Bicie w tarabany

Co jak co, ale wszelkiej maści aferzystów, uzdrawiaczy, jasnowidzów, polityków, biznesmenów cechuje jedno: miłość do „szmalu” i żeby zaistnieć w mediach. Trudno w miarę normalnemu człowiekowi połapać się w tym wszystkim. Chciałbym z czytelnikami podzielić się swoimi spostrzeżeniami dotyczącymi wąskiego odcinka życia, tj. chamstwa i to nie zwykłych prostych ludzi, ale elit szczebla kierowniczego z terenu naszego Barlinka.

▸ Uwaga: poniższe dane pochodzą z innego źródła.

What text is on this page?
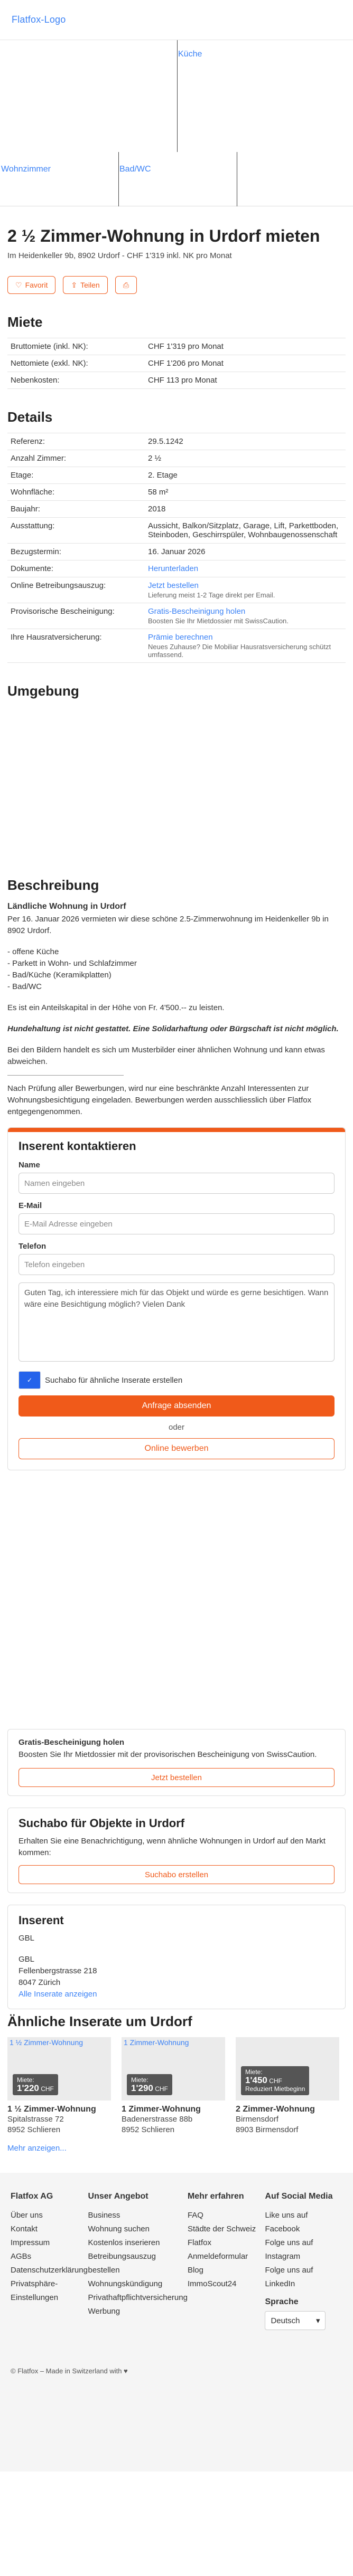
Flatfox-Logo
Küche
Wohnzimmer	Bad/WC
2 ½ Zimmer-Wohnung in Urdorf mieten
Im Heidenkeller 9b, 8902 Urdorf - CHF 1'319 inkl. NK pro Monat
♡ Favorit	⇪ Teilen	⎙
Miete
Bruttomiete (inkl. NK):	CHF 1'319 pro Monat
Nettomiete (exkl. NK):	CHF 1'206 pro Monat
Nebenkosten:	CHF 113 pro Monat
Details
Referenz:	29.5.1242
Anzahl Zimmer:	2 ½
Etage:	2. Etage
Wohnfläche:	58 m²
Baujahr:	2018
Ausstattung:	Aussicht, Balkon/Sitzplatz, Garage, Lift, Parkettboden, Steinboden, Geschirrspüler, Wohnbaugenossenschaft
Bezugstermin:	16. Januar 2026
Dokumente:	Herunterladen
Online Betreibungsauszug:	Jetzt bestellen
Lieferung meist 1-2 Tage direkt per Email.

Provisorische Bescheinigung:	Gratis-Bescheinigung holen
Boosten Sie Ihr Mietdossier mit SwissCaution.

Ihre Hausratversicherung:	Prämie berechnen
Neues Zuhause? Die Mobiliar Hausratsversicherung schützt umfassend.
Umgebung
Beschreibung
Ländliche Wohnung in Urdorf

Per 16. Januar 2026 vermieten wir diese schöne 2.5-Zimmerwohnung im Heidenkeller 9b in 8902 Urdorf.

- offene Küche
- Parkett in Wohn- und Schlafzimmer
- Bad/Küche (Keramikplatten)
- Bad/WC

Es ist ein Anteilskapital in der Höhe von Fr. 4'500.-- zu leisten.

Hundehaltung ist nicht gestattet. Eine Solidarhaftung oder Bürgschaft ist nicht möglich.

Bei den Bildern handelt es sich um Musterbilder einer ähnlichen Wohnung und kann etwas abweichen.

Nach Prüfung aller Bewerbungen, wird nur eine beschränkte Anzahl Interessenten zur Wohnungsbesichtigung eingeladen. Bewerbungen werden ausschliesslich über Flatfox entgegengenommen.

Inserent kontaktieren
Name
Namen eingeben
E-Mail
E-Mail Adresse eingeben
Telefon
Telefon eingeben Guten Tag, ich interessiere mich für das Objekt und würde es gerne besichtigen. Wann wäre eine Besichtigung möglich? Vielen Dank
✓	Suchabo für ähnliche Inserate erstellen
Anfrage absenden
oder
Online bewerben
Gratis-Bescheinigung holen

Boosten Sie Ihr Mietdossier mit der provisorischen Bescheinigung von SwissCaution.

Jetzt bestellen
Suchabo für Objekte in Urdorf

Erhalten Sie eine Benachrichtigung, wenn ähnliche Wohnungen in Urdorf auf den Markt kommen:

Suchabo erstellen
Inserent
GBL
GBL
Fellenbergstrasse 218
8047 Zürich
Alle Inserate anzeigen
Ähnliche Inserate um Urdorf
1 ½ Zimmer-Wohnung
Miete:
1'220 CHF
1 ½ Zimmer-Wohnung
Spitalstrasse 72
8952 Schlieren
1 Zimmer-Wohnung
Miete:
1'290 CHF
1 Zimmer-Wohnung
Badenerstrasse 88b
8952 Schlieren
Miete:
1'450 CHF
Reduziert Mietbeginn
2 Zimmer-Wohnung
Birmensdorf
8903 Birmensdorf
Mehr anzeigen...
Flatfox AG
Über uns
Kontakt
Impressum
AGBs
Datenschutzerklärung
Privatsphäre-Einstellungen
Unser Angebot
Business
Wohnung suchen
Kostenlos inserieren
Betreibungsauszug bestellen
Wohnungskündigung
Privathaftpflichtversicherung
Werbung
Mehr erfahren
FAQ
Städte der Schweiz
Flatfox Anmeldeformular
Blog
ImmoScout24
Auf Social Media
Like uns auf Facebook
Folge uns auf Instagram
Folge uns auf LinkedIn
Sprache
Deutsch ▾
© Flatfox – Made in Switzerland with ♥
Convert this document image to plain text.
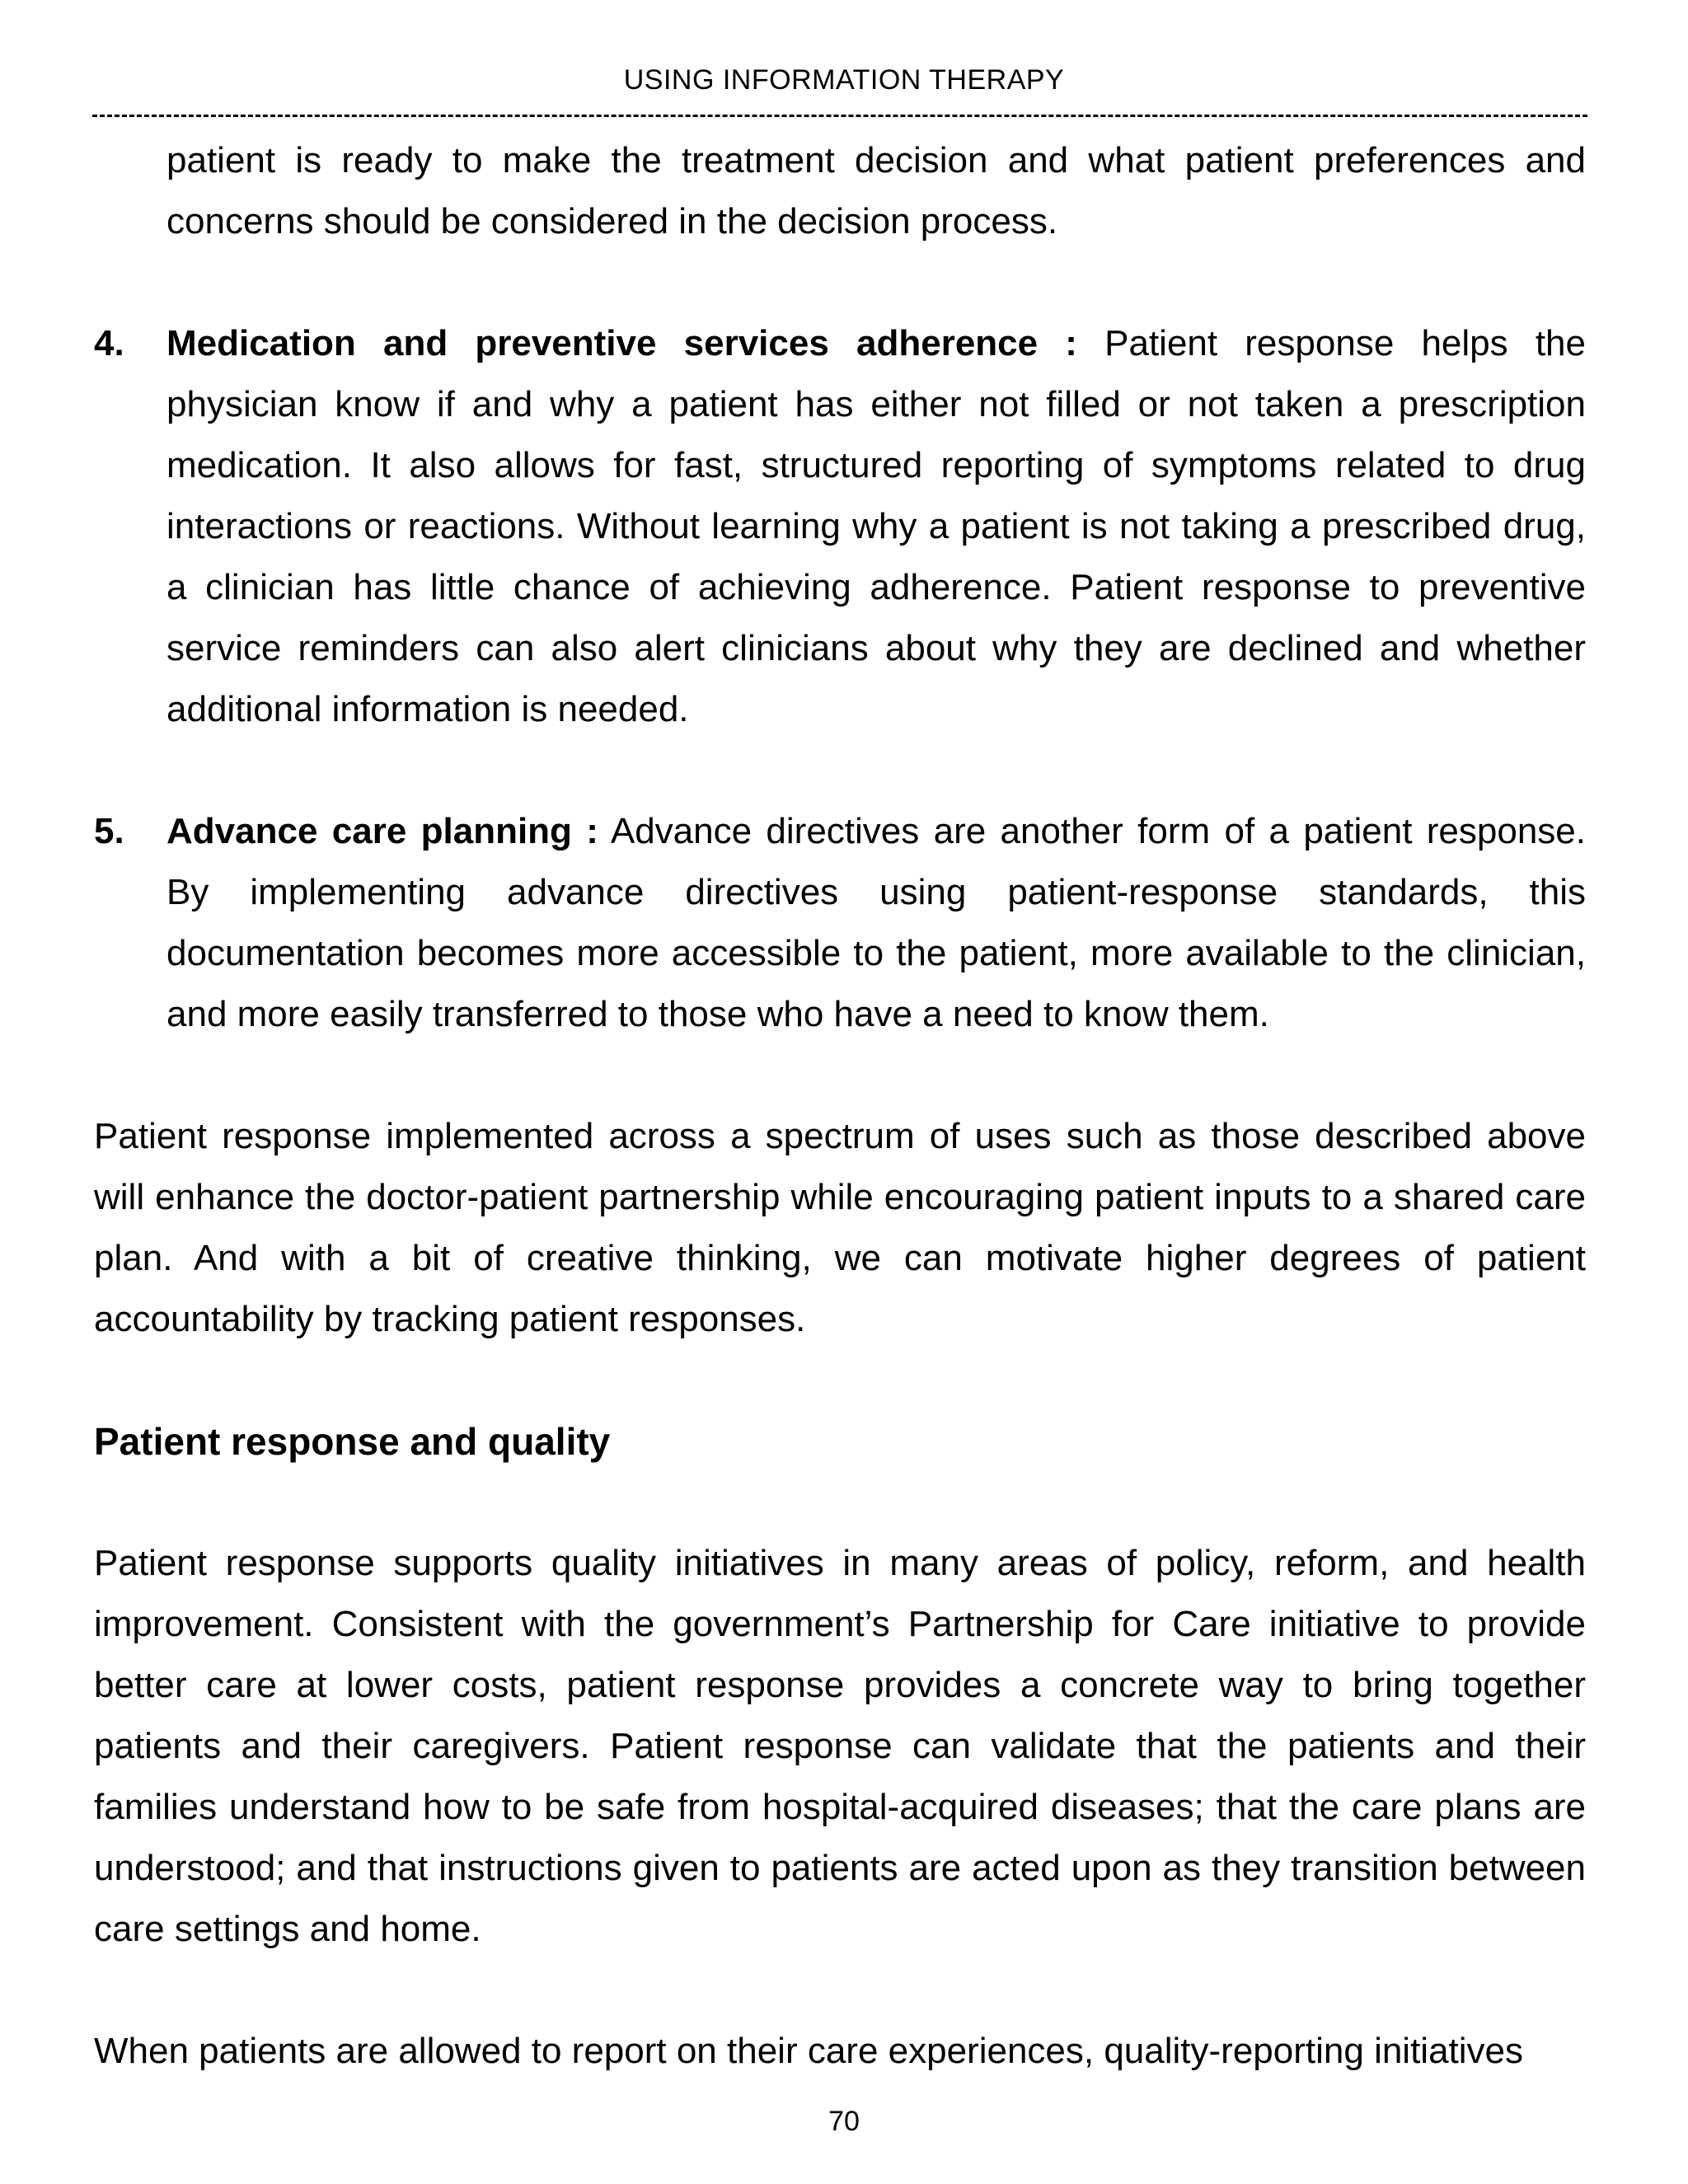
USING INFORMATION THERAPY

patient is ready to make the treatment decision and what patient preferences and concerns should be considered in the decision process.

4. Medication and preventive services adherence : Patient response helps the physician know if and why a patient has either not filled or not taken a prescription medication. It also allows for fast, structured reporting of symptoms related to drug interactions or reactions. Without learning why a patient is not taking a prescribed drug, a clinician has little chance of achieving adherence. Patient response to preventive service reminders can also alert clinicians about why they are declined and whether additional information is needed.

5. Advance care planning : Advance directives are another form of a patient response. By implementing advance directives using patient-response standards, this documentation becomes more accessible to the patient, more available to the clinician, and more easily transferred to those who have a need to know them.

Patient response implemented across a spectrum of uses such as those described above will enhance the doctor-patient partnership while encouraging patient inputs to a shared care plan. And with a bit of creative thinking, we can motivate higher degrees of patient accountability by tracking patient responses.

Patient response and quality

Patient response supports quality initiatives in many areas of policy, reform, and health improvement. Consistent with the government’s Partnership for Care initiative to provide better care at lower costs, patient response provides a concrete way to bring together patients and their caregivers. Patient response can validate that the patients and their families understand how to be safe from hospital-acquired diseases; that the care plans are understood; and that instructions given to patients are acted upon as they transition between care settings and home.

When patients are allowed to report on their care experiences, quality-reporting initiatives

70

Rozmawiałem z pracownikami fizycznymi z kilku zakładów pracy, które zatrudniają u siebie od kilku do kilkuset robotników. Wszyscy moi rozmówcy (po za nielicznymi wyjątkami) żalą się na złe, wręcz chamskie traktowanie ich przez swoich szefów, patronów, kierowników czy też właścicieli. Słowa uznawana powszechnie za obraźliwe pod adresem tych pracowników wypowiadane lub wykrzykiwane są przez ich przełożonych z byle jakich i błędnych powodów. Z wiadomych przyczyn nie będę ich przytaczał. Ludzi ci czują się poniżeni.

Czy tak musi być? Czy chamstwo panujące u szczytu władzy upoważnia naszych rodzimych menadżerów, ludzi często kulturalnych, wykształconych, by w sposób haniebny odnosili się do swoich podwładnych? Żyjemy w cywilizowanym świecie i nie powinniśmy przenosić złych nawyków na własne podwórko. Znamy wszyscy to przysłowie, że „z niewolnika nie ma dobrego pracownika”.

Obecnie w gospodarce naszej dzieją się dziwne rzeczy, nie zawsze dające się prosto wyjaśnić. Skoro dwie trzecie firm w Polsce zalega z wypłatami wynagrodzeń dla swoich pracowników, a ci często pracują w nadgodzinach bez dodatkowego wynagrodzenia, to wystarczy za dodatkowy dla niego stres, nie mówiąc o tym, że strach i widmo bezrobocia może dotyczyć każdego z nas.

Wykorzystywanie tej niekorzystnej dla pracowników sytuacji przez właścicieli zakładów pracy, tj. pracodawców byłoby delikatnie mówiąc zwykłym draństwem. Kostka domina układa się tak – mówi jeden z małych biznesmenów – Duże firmy nie płacą należności małym firmom, a te swoim pracownikom. Coś w tym jest z prawdy. W całej złożoności problemu nie mogliśmy w dyskusji doszukać się kto, lub co jest tym wielkim HAMULCOWYM naszej gospodarki; złe zarządzanie? nasza mentalność? złodziejstwo? nieudolność? Żydzi i masoni? Może ktoś z czytelników zna receptę na uzdrowienie naszej gospodarki?

W gąszczu różnych pomysłów uzdrowieńczych potrzebny od zaraz jest polski Kaszpirowski do zadań specjalnych i różdżką czarodziejską uderzy w tarabany zmiatając ze sceny gospodarczej wszystkich polityków od szmalu i mediów razem wziętych do glinianego dzbana i zakorkuje razem z Dżinem, który podobnie jak ci politycy nie spełnia już naszych narodowych oczekiwań.

Tomek

Ps. Zgodnie z prośbami moich rozmówców nie podaję żadnych personaliów ani też szczegółów służących rozpoznaniu kogokolwiek. Motto życiowe Grobelnego, że bogatemu wszystko wolno, to hasło kretynów i malwersantów.